His remarks came after The Wall Street Journal reported last week that the U.S. military conducted a site survey for locations in South Korea to deploy the THAAD system.
THAAD is designed to shoot down short-, medium- and intermediate-range ballistic missiles during their terminal stage. Seoul has remained reluctant over the deployment of the system as it could be perceived as participation in the U.S.-led global MD program, which could unnerve China and Russia.
Mindful of Seoul’s concerns, Scaparrotti said that any decision over the deployment will be made based on a bilateral agreement between Seoul and Washington.
|U.S. Forces Korea Commander Gen.
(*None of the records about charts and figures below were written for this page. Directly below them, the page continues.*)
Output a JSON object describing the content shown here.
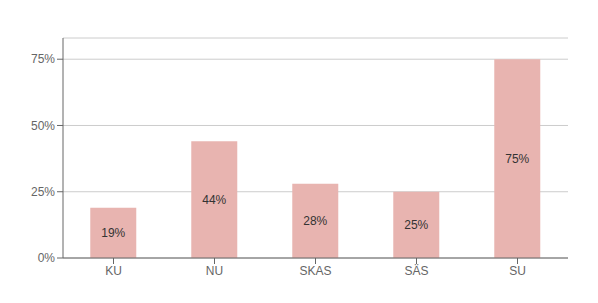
{
  "chart_data": {
    "type": "bar",
    "categories": [
      "KU",
      "NU",
      "SKAS",
      "SÄS",
      "SU"
    ],
    "values": [
      19,
      44,
      28,
      25,
      75
    ],
    "value_labels": [
      "19%",
      "44%",
      "28%",
      "25%",
      "75%"
    ],
    "data_labels": true,
    "color": "#e8b4b0",
    "ylim": [
      0,
      83
    ],
    "yticks": [
      {
        "value": 0,
        "label": "0%"
      },
      {
        "value": 25,
        "label": "25%"
      },
      {
        "value": 50,
        "label": "50%"
      },
      {
        "value": 75,
        "label": "75%"
      }
    ],
    "grid": true
  }
}
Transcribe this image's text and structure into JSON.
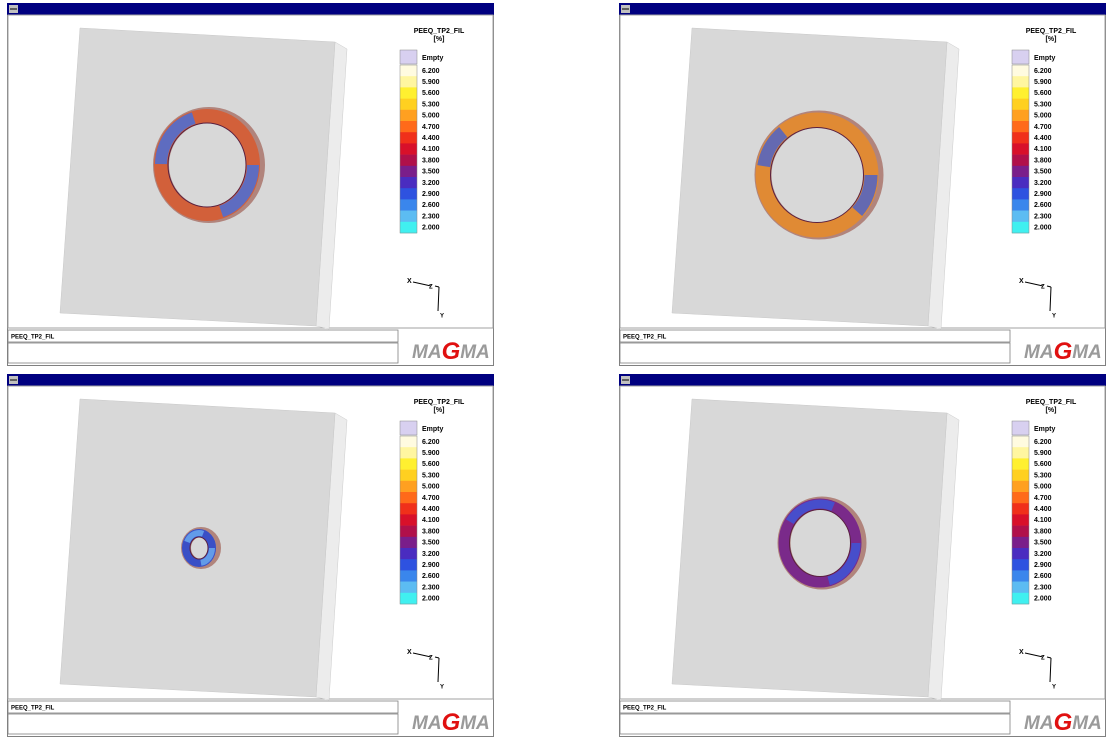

Curtis Scaparrotti|
“There’s been no decision made in the U.S. and we have not discussed this formally with Korea either. So, this is in a very early stage. It will be a bilateral or mutual agreement if it were to be deployed sometime in the future,” he said.
Asked about the possibility of the THAAD system causing tension with China, the commander underscored the defensive nature of the system.
“With regard to threats in the region, I would just say that this is a defensive system centered on the defense of the Republic of Korea,” he said.
The deployment of core U.S. missile interceptors in South Korea and Seoul’s participation in the U.S. MD program has been a sensitive issue here, particularly at a time when Seoul seeks to strengthen its strategic partnership with Beijing, a crucial partner for trade, tourism and efforts to denuclearize the North.
Bruce Bennett, a senior defense analyst at the RAND Corporation, said that THAAD would not threaten China as it does not target China.
“While China has been sensitive about such (interception) missiles, these missiles do not directly threaten China. Unlike the Chinese ballistic missiles such as the CSS-5 and the CSS-6 that could target ROK (Republic of Korea) cities, these missiles would not target Chinese cities, though they could be used to intercept Chinese missiles fired at the ROK,” he said.
“I find it strange that people think it is OK for China to deploy ballistic missiles that could target ROK cities, but that it is controversial to deploy interceptors that could shoot down these Chinese missiles.”
Nam Chang-hee, security expert at Inha University, said that a reasonable alternative for Seoul is to indicate to Beijing first that it cannot help but accept the U.S. missile defense program in light of self-defense, if China fails to make sufficient efforts to denuclearize the North or at least freeze its nuclear activities.
As an alternative to joining the U.S. MD, Seoul has been working on developing its independent Korea Air and Missile Defense system, a low-tier, multiple-interception program that destroys incoming missiles at altitudes of 40-50 km.
Seoul has been seeking to upgrade its current Patriot Advanced Capability-2 interception system to the PAC-3 system employing more advanced hit-to-kill technology. It also seeks to develop L-SAM surface-to-air missiles, which would shoot down hostile missiles at altitudes of above 40 km, aiming to deploy them between 2023 and 2024.